Statistical significance is a necessary but not sufficient condition for evaluating the effects of a toxicant. If a toxicant effect does not achieve statistical significance in well-designed studies with adequate statistical power, and especially if it remains nonsignificant across multiple studies, then the interpretation would be that the toxicant does not have a meaningful effect on that outcome measure. On the other hand, it is possible to achieve statistical significance with effects that are too small to be clinically meaningful or to have policy implications (e.g., attaining statistical significance with small effects if they are measured with great accuracy or with large samples). A readily-understood example of this is as follows: Measured with enough precision, most people have one foot that is longer than the other (leading to a correct rejection of the null hypothesis of equal foot length); but the difference is rarely large enough to justify buying a different sized shoe for each foot (requiring a change in shoe purchasing policy). Conversely, there are examples where a even a small effect should result in a response (e.g., reducing heart attack risk with preventive treatment with low-dose aspirin).
The precision of a measure suggests a natural benchmark for comparison of observed effects. “Accuracy” typically is reported as the standard error of the measure, or the precision with which observed scores estimate the true score. If IQ tests are typically accurate to +/− 3 points, and change scores on IQ tests are only accurate to +/− 4.5 points at the individual level, then effect sizes that are smaller than 3–4 points are not impressive considering the precision of the tool. Although the standard errors are rarely reported in articles (they are more common in technical manuals), they can be estimated based on the standard deviation and the reliability of the instrument (see Table 2 for information on measures’ standard errors). When the same test is given more than once, the precision of the difference between the two scores is lowered by the imprecision in both the first and second testing. This “standard error of the difference” is always 41% larger (the square root of two) than the standard error of the measure.
Another way to assess clinical significance is by comparison with benchmarks established by normative data for the measure. The most important benchmark is located two standard deviations away from the average score for the standardization (or in the case of toxicants, the unexposed) sample. This definition establishes a meaningful and consistent threshold that could be applied with any test that has normative data. However, this would capture only the most extreme or frank effects. This method sets a much higher threshold compared to using the standard error of the measure and the difference between groups.
The use of a consistent definition of clinical significance would be valuable, as many test manuals and interpretive systems advocate for the use of more idiosyncratic thresholds (e.g., [37]), and investigators also adopt different definitions across studies.
Recommendations: Statistical significance testing provides a first filter to separate effects that will probably be reproducible from those that are so small that any observed effects could be attributed to sampling variation rather than exposure to a toxicant.

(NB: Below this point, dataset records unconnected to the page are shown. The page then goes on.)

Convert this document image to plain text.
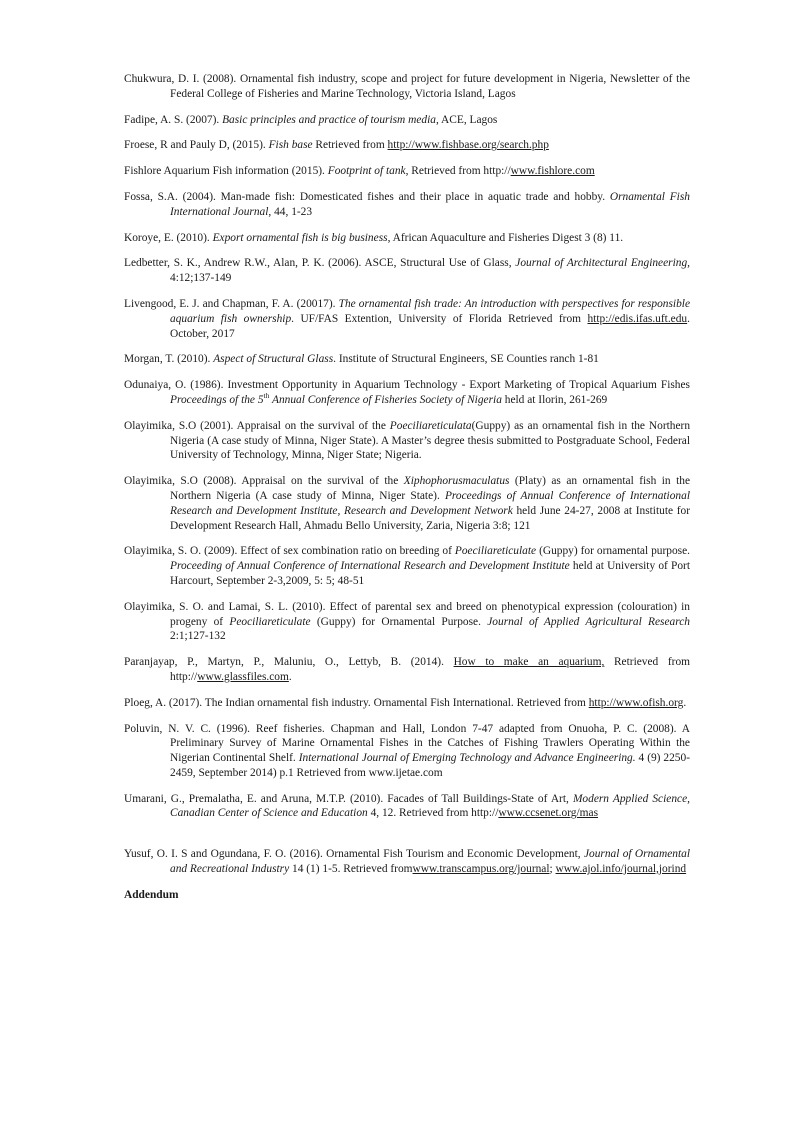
Chukwura, D. I. (2008). Ornamental fish industry, scope and project for future development in Nigeria, Newsletter of the Federal College of Fisheries and Marine Technology, Victoria Island, Lagos

Fadipe, A. S. (2007). Basic principles and practice of tourism media, ACE, Lagos

Froese, R and Pauly D, (2015). Fish base Retrieved from http://www.fishbase.org/search.php

Fishlore Aquarium Fish information (2015). Footprint of tank, Retrieved from http://www.fishlore.com

Fossa, S.A. (2004). Man-made fish: Domesticated fishes and their place in aquatic trade and hobby. Ornamental Fish International Journal, 44, 1-23

Koroye, E. (2010). Export ornamental fish is big business, African Aquaculture and Fisheries Digest 3 (8) 11.

Ledbetter, S. K., Andrew R.W., Alan, P. K. (2006). ASCE, Structural Use of Glass, Journal of Architectural Engineering, 4:12;137-149

Livengood, E. J. and Chapman, F. A. (20017). The ornamental fish trade: An introduction with perspectives for responsible aquarium fish ownership. UF/FAS Extention, University of Florida Retrieved from http://edis.ifas.uft.edu. October, 2017

Morgan, T. (2010). Aspect of Structural Glass. Institute of Structural Engineers, SE Counties ranch 1-81

Odunaiya, O. (1986). Investment Opportunity in Aquarium Technology - Export Marketing of Tropical Aquarium Fishes Proceedings of the 5th Annual Conference of Fisheries Society of Nigeria held at Ilorin, 261-269

Olayimika, S.O (2001). Appraisal on the survival of the Poeciliareticulata(Guppy) as an ornamental fish in the Northern Nigeria (A case study of Minna, Niger State). A Master’s degree thesis submitted to Postgraduate School, Federal University of Technology, Minna, Niger State; Nigeria.

Olayimika, S.O (2008). Appraisal on the survival of the Xiphophorusmaculatus (Platy) as an ornamental fish in the Northern Nigeria (A case study of Minna, Niger State). Proceedings of Annual Conference of International Research and Development Institute, Research and Development Network held June 24-27, 2008 at Institute for Development Research Hall, Ahmadu Bello University, Zaria, Nigeria 3:8; 121

Olayimika, S. O. (2009). Effect of sex combination ratio on breeding of Poeciliareticulate (Guppy) for ornamental purpose. Proceeding of Annual Conference of International Research and Development Institute held at University of Port Harcourt, September 2-3,2009, 5: 5; 48-51

Olayimika, S. O. and Lamai, S. L. (2010). Effect of parental sex and breed on phenotypical expression (colouration) in progeny of Peociliareticulate (Guppy) for Ornamental Purpose. Journal of Applied Agricultural Research 2:1;127-132

Paranjayap, P., Martyn, P., Maluniu, O., Lettyb, B. (2014). How to make an aquarium, Retrieved from http://www.glassfiles.com.

Ploeg, A. (2017). The Indian ornamental fish industry. Ornamental Fish International. Retrieved from http://www.ofish.org.

Poluvin, N. V. C. (1996). Reef fisheries. Chapman and Hall, London 7-47 adapted from Onuoha, P. C. (2008). A Preliminary Survey of Marine Ornamental Fishes in the Catches of Fishing Trawlers Operating Within the Nigerian Continental Shelf. International Journal of Emerging Technology and Advance Engineering. 4 (9) 2250-2459, September 2014) p.1 Retrieved from www.ijetae.com

Umarani, G., Premalatha, E. and Aruna, M.T.P. (2010). Facades of Tall Buildings-State of Art, Modern Applied Science, Canadian Center of Science and Education 4, 12. Retrieved from http://www.ccsenet.org/mas

Yusuf, O. I. S and Ogundana, F. O. (2016). Ornamental Fish Tourism and Economic Development, Journal of Ornamental and Recreational Industry 14 (1) 1-5. Retrieved fromwww.transcampus.org/journal; www.ajol.info/journal,jorind

Addendum
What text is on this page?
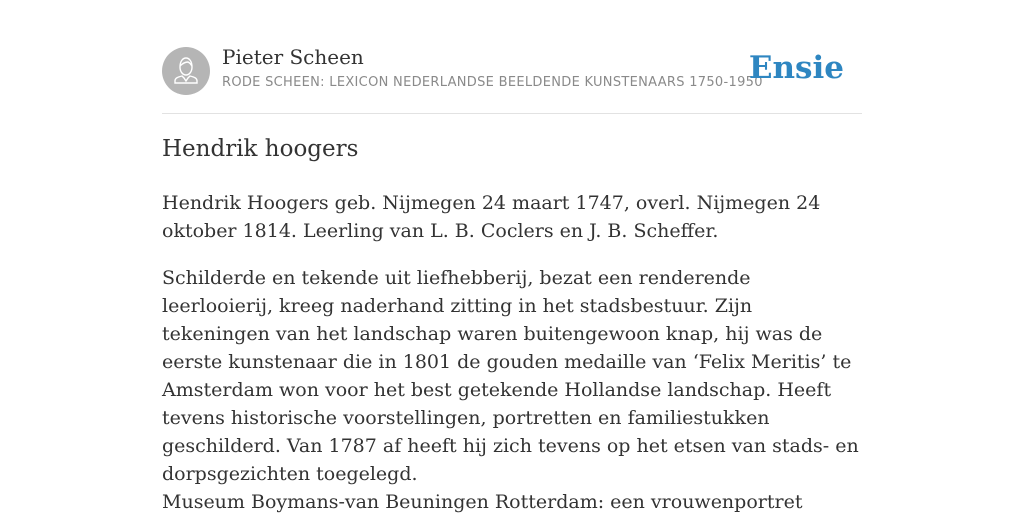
Pieter Scheen
RODE SCHEEN: LEXICON NEDERLANDSE BEELDENDE KUNSTENAARS 1750-1950
Ensie
Hendrik hoogers

Hendrik Hoogers geb. Nijmegen 24 maart 1747, overl. Nijmegen 24 oktober 1814. Leerling van L. B. Coclers en J. B. Scheffer.

Schilderde en tekende uit liefhebberij, bezat een renderende leerlooierij, kreeg naderhand zitting in het stadsbestuur. Zijn tekeningen van het landschap waren buitengewoon knap, hij was de eerste kunstenaar die in 1801 de gouden medaille van ‘Felix Meritis’ te Amsterdam won voor het best getekende Hollandse landschap. Heeft tevens historische voorstellingen, portretten en familiestukken geschilderd. Van 1787 af heeft hij zich tevens op het etsen van stads- en dorpsgezichten toegelegd.

Museum Boymans-van Beuningen Rotterdam: een vrouwenportret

The chance of detecting an effect when it is present in the population—statistical power—can be enhanced in several ways. However, many of the conventional methods for improving power are problematic for epidemiological studies of toxicants. Methods that could be used to further enhance power include using factor analysis or covariance structure modeling to better assess underlying domains and remove the effects of measurement error, or inclusion of covariates chosen because they can control for variance in the outcome measures that is not dependent on exposure to the toxicant.
Statistical significance in and of itself is not necessarily equated with clinical or policy significance. Interpretation of findings from studies of toxicants would benefit from adopting some of the reporting techniques developed in the clinical significance or evidence-based medicine literatures. However, not all of the concepts and techniques will be conceptually relevant, and some will often not be feasible given the practical constraints of doing large-scale studies of exposure to toxicants in humans.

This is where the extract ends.